The UK’s Financial Conduct Authority (FCA) has issued fines of £14,474,600 to RBS over “serious failings” in the way that the bank and its Natwest subsidiary sold products to customers.
Two reviews of sales in 2012 found that just two of 164 cases were found to meet requirements for giving suitable guidance. In more than half of calls, it was deemed “uncertain” whether appropriate advice had been given.
Issues raised by the regulators included a lack of affordability assessments, failing to consider the full extent of a customer’s budget when making a recommendation, failing to advise customers who were looking to consolidate debt properly and not advising customers on which mortgage term would be best for them. On several occasions, advisers gave personal opinions on how interest rates might change in the future, which could lead to borrowers making misinformed choices about their mortgage type.

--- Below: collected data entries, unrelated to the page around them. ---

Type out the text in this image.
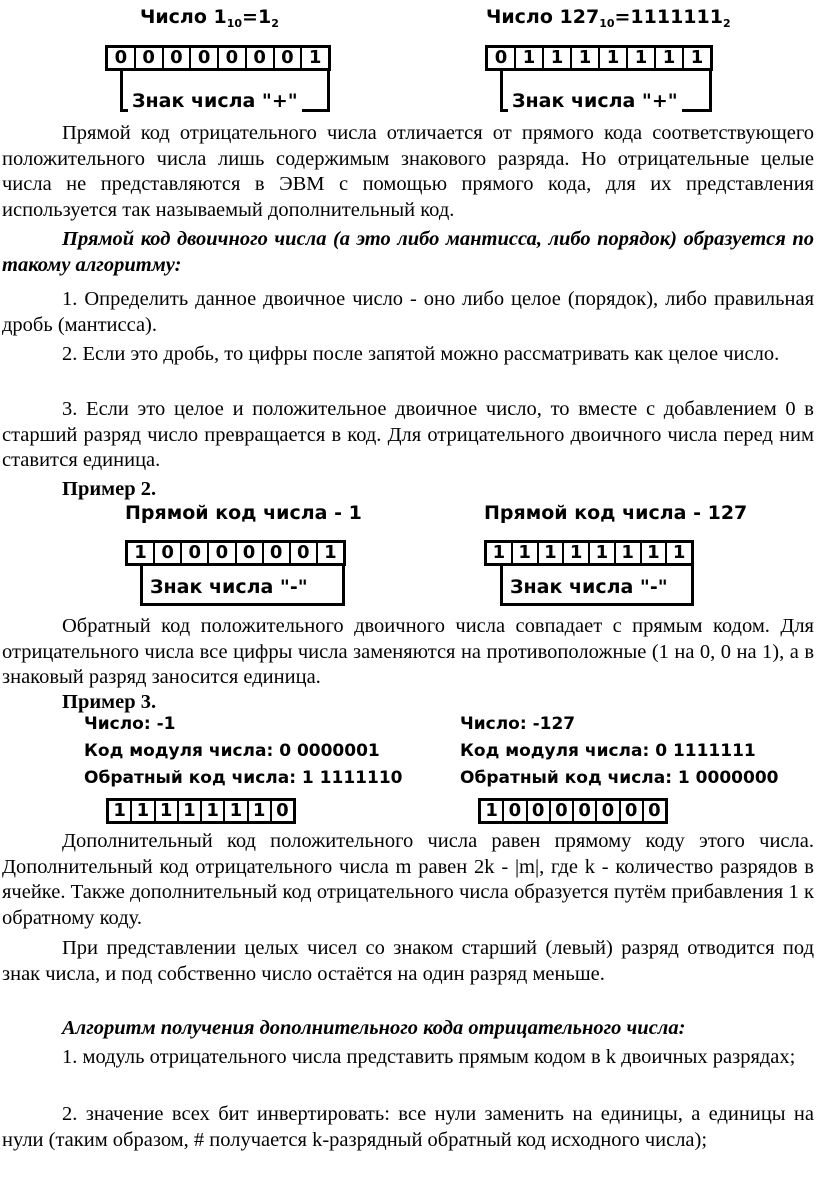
Число $1_{10}=1_2$	Число $127_{10}=1111111_2$
0 0 0 0 0 0 0 1
Знак числа "+"
0 1 1 1 1 1 1 1
Знак числа "+"
Прямой код отрицательного числа отличается от прямого кода соответствующего положительного числа лишь содержимым знакового разряда. Но отрицательные целые числа не представляются в ЭВМ с помощью прямого кода, для их представления используется так называемый дополнительный код.
Прямой код двоичного числа (а это либо мантисса, либо порядок) образуется по такому алгоритму:
1. Определить данное двоичное число - оно либо целое (порядок), либо правильная дробь (мантисса).
2. Если это дробь, то цифры после запятой можно рассматривать как целое число.
3. Если это целое и положительное двоичное число, то вместе с добавлением 0 в старший разряд число превращается в код. Для отрицательного двоичного числа перед ним ставится единица.
Пример 2.
Прямой код числа - 1	Прямой код числа - 127
1 0 0 0 0 0 0 1
Знак числа "-"
1 1 1 1 1 1 1 1
Знак числа "-"
Обратный код положительного двоичного числа совпадает с прямым кодом. Для отрицательного числа все цифры числа заменяются на противоположные (1 на 0, 0 на 1), а в знаковый разряд заносится единица.
Пример 3.
Число: -1
Код модуля числа: 0 0000001
Обратный код числа: 1 1111110
1 1 1 1 1 1 1 0
Число: -127
Код модуля числа: 0 1111111
Обратный код числа: 1 0000000
1 0 0 0 0 0 0 0
Дополнительный код положительного числа равен прямому коду этого числа. Дополнительный код отрицательного числа m равен 2k - |m|, где k - количество разрядов в ячейке. Также дополнительный код отрицательного числа образуется путём прибавления 1 к обратному коду.
При представлении целых чисел со знаком старший (левый) разряд отводится под знак числа, и под собственно число остаётся на один разряд меньше.
Алгоритм получения дополнительного кода отрицательного числа:
1. модуль отрицательного числа представить прямым кодом в k двоичных разрядах;
2. значение всех бит инвертировать: все нули заменить на единицы, а единицы на нули (таким образом, # получается k-разрядный обратный код исходного числа);
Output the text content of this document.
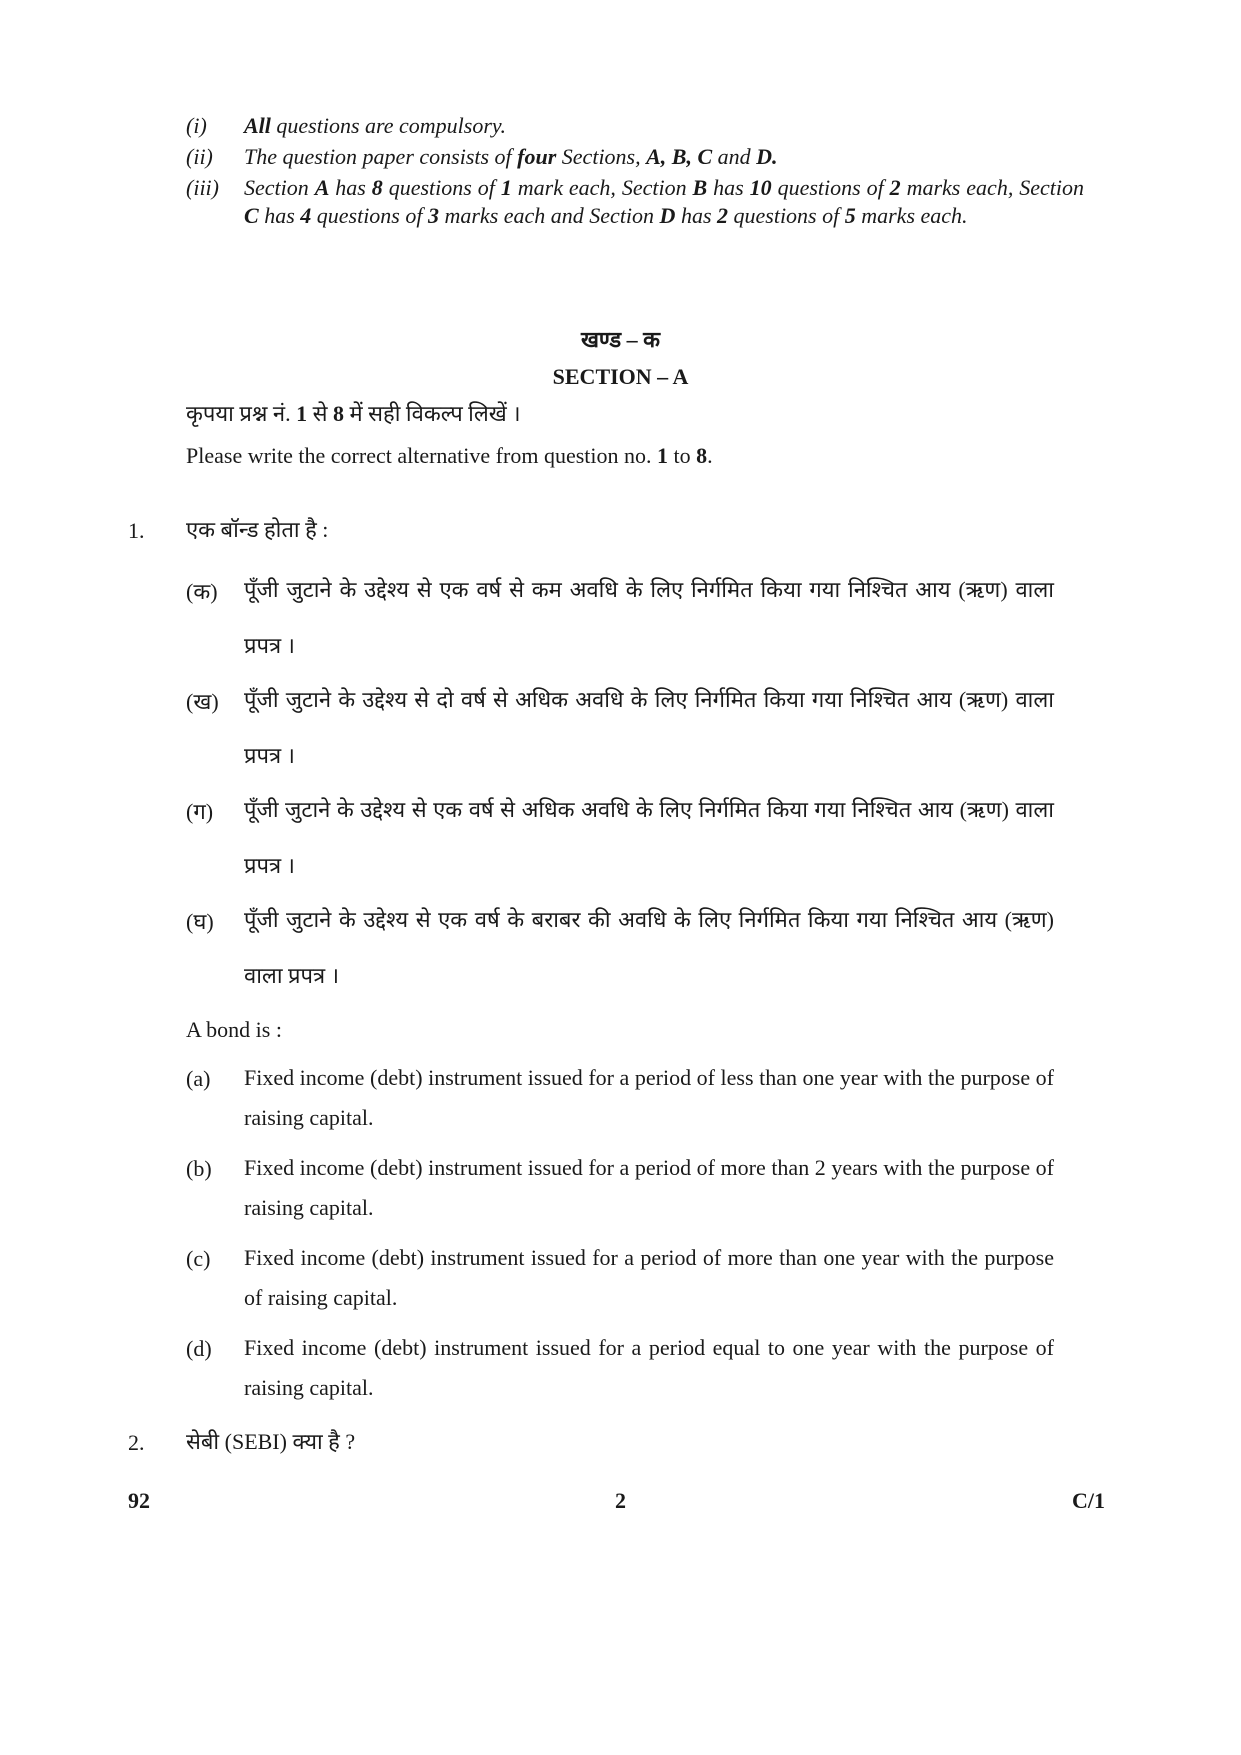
(i)	All questions are compulsory.
(ii)	The question paper consists of four Sections, A, B, C and D.
(iii)	Section A has 8 questions of 1 mark each, Section B has 10 questions of 2 marks each, Section C has 4 questions of 3 marks each and Section D has 2 questions of 5 marks each.
खण्ड – क
SECTION – A
कृपया प्रश्न नं. 1 से 8 में सही विकल्प लिखें ।
Please write the correct alternative from question no. 1 to 8.
1. एक बॉन्ड होता है :
(क) पूँजी जुटाने के उद्देश्य से एक वर्ष से कम अवधि के लिए निर्गमित किया गया निश्चित आय (ऋण) वाला प्रपत्र ।
(ख) पूँजी जुटाने के उद्देश्य से दो वर्ष से अधिक अवधि के लिए निर्गमित किया गया निश्चित आय (ऋण) वाला प्रपत्र ।
(ग) पूँजी जुटाने के उद्देश्य से एक वर्ष से अधिक अवधि के लिए निर्गमित किया गया निश्चित आय (ऋण) वाला प्रपत्र ।
(घ) पूँजी जुटाने के उद्देश्य से एक वर्ष के बराबर की अवधि के लिए निर्गमित किया गया निश्चित आय (ऋण) वाला प्रपत्र ।
A bond is :
(a) Fixed income (debt) instrument issued for a period of less than one year with the purpose of raising capital.
(b) Fixed income (debt) instrument issued for a period of more than 2 years with the purpose of raising capital.
(c) Fixed income (debt) instrument issued for a period of more than one year with the purpose of raising capital.
(d) Fixed income (debt) instrument issued for a period equal to one year with the purpose of raising capital.
2. सेबी (SEBI) क्या है ?
92	2	C/1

“Taking out a mortgage is one of the most important financial decisions we can make. Poor advice could cost someone their home so it’s vital that the advice process is fit for purpose. Both firms failed to ensure that their customers were getting the best advice for them,” said Tracey McDermott, Director of Enforcement and Financial Crime at the FCA.
“We made our concerns clear to the firms in November 2011 but it was almost a year later before the firms started to take proper steps to put things right. Where we raise concerns with firms we expect them to take effective action to resolve them without delay. This simply failed to happen in this case.”
The initial fine proposed by the FCA was £20,678,000, but this was reduced by 30% following the bank’s agreement to reach a settlement at an early stage.